Analyzing Chain-of-Thought Prompting in Large Language Models via Gradient-based Feature Attributions
Skyler Wu, Eric Meng Shen, Charumathi Badrinath, Jiaqi Ma, Himabindu Lakkaraju
TL;DR
The paper addresses why chain-of-thought prompting improves LLM reasoning by applying gradient-based token saliency analyses to open-source models across four QA datasets. It systematically compares standard versus CoT prompts, using four saliency variants and multiple models, to reveal mechanistic differences in token focus. The key finding is that CoT does not increase the saliency magnitudes of semantically relevant tokens at moderate model scales, but it enhances robustness to rewordings and to stochasticity in outputs, with limited accuracy gains except on SST. This work demonstrates a practical interpretability framework for probing CoT behavior and motivates scaling studies to larger models and broader datasets for deeper insights.
Abstract
Chain-of-thought (CoT) prompting has been shown to empirically improve the accuracy of large language models (LLMs) on various question answering tasks.

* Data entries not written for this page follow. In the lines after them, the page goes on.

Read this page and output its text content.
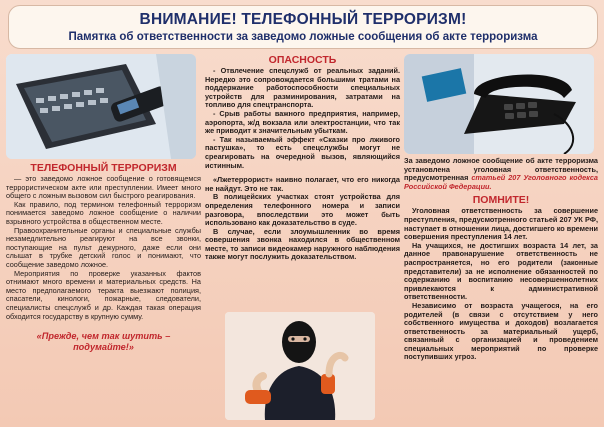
ВНИМАНИЕ! ТЕЛЕФОННЫЙ ТЕРРОРИЗМ!
Памятка об ответственности за заведомо ложные сообщения об акте терроризма
ТЕЛЕФОННЫЙ ТЕРРОРИЗМ

— это заведомо ложное сообщение о готовящемся террористическом акте или преступлении. Имеет много общего с ложным вызовом сил быстрого реагирования.

Как правило, под термином телефонный терроризм понимается заведомо ложное сообщение о наличии взрывного устройства в общественном месте.

Правоохранительные органы и специальные службы незамедлительно реагируют на все звонки, поступающие на пульт дежурного, даже если они слышат в трубке детский голос и понимают, что сообщение заведомо ложное.

Мероприятия по проверке указанных фактов отнимают много времени и материальных средств. На место предполагаемого теракта выезжают полиция, спасатели, кинологи, пожарные, следователи, специалисты спецслужб и др. Каждая такая операция обходится государству в крупную сумму.

«Прежде, чем так шутить – подумайте!»
ОПАСНОСТЬ

- Отвлечение спецслужб от реальных заданий. Нередко это сопровождается большими тратами на поддержание работоспособности специальных устройств для разминирования, затратами на топливо для спецтранспорта.

- Срыв работы важного предприятия, например, аэропорта, ж/д вокзала или электростанции, что так же приводит к значительным убыткам.

- Так называемый эффект «Сказки про лживого пастушка», то есть спецслужбы могут не среагировать на очередной вызов, являющийся истинным.

«Лжетеррорист» наивно полагает, что его никогда не найдут. Это не так.

В полицейских участках стоят устройства для определения телефонного номера и записи разговора, впоследствии это может быть использовано как доказательство в суде.

В случае, если злоумышленник во время совершения звонка находился в общественном месте, то записи видеокамер наружного наблюдения также могут послужить доказательством.

За заведомо ложное сообщение об акте терроризма установлена уголовная ответственность, предусмотренная статьей 207 Уголовного кодекса Российской Федерации.

ПОМНИТЕ!

Уголовная ответственность за совершение преступления, предусмотренного статьей 207 УК РФ, наступает в отношении лица, достигшего ко времени совершения преступления 14 лет.

На учащихся, не достигших возраста 14 лет, за данное правонарушение ответственность не распространяется, но его родители (законные представители) за не исполнение обязанностей по содержанию и воспитанию несовершеннолетних привлекаются к административной ответственности.

Независимо от возраста учащегося, на его родителей (в связи с отсутствием у него собственного имущества и доходов) возлагается ответственность за материальный ущерб, связанный с организацией и проведением специальных мероприятий по проверке поступивших угроз.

While understanding why CoT prompting is effective is crucial to ensuring that this phenomenon is a consequence of desired model behavior, little work has addressed this; nonetheless, such an understanding is a critical prerequisite for responsible model deployment. We address this question by leveraging gradient-based feature attribution methods which produce saliency scores that capture the influence of input tokens on model output. Specifically, we probe several open-source LLMs to investigate whether CoT prompting affects the relative importances they assign to particular input tokens. Our results indicate that while CoT prompting does not increase the magnitude of saliency scores attributed to semantically relevant tokens in the prompt compared to standard few-shot prompting, it increases the robustness of saliency scores to question perturbations and variations in model output.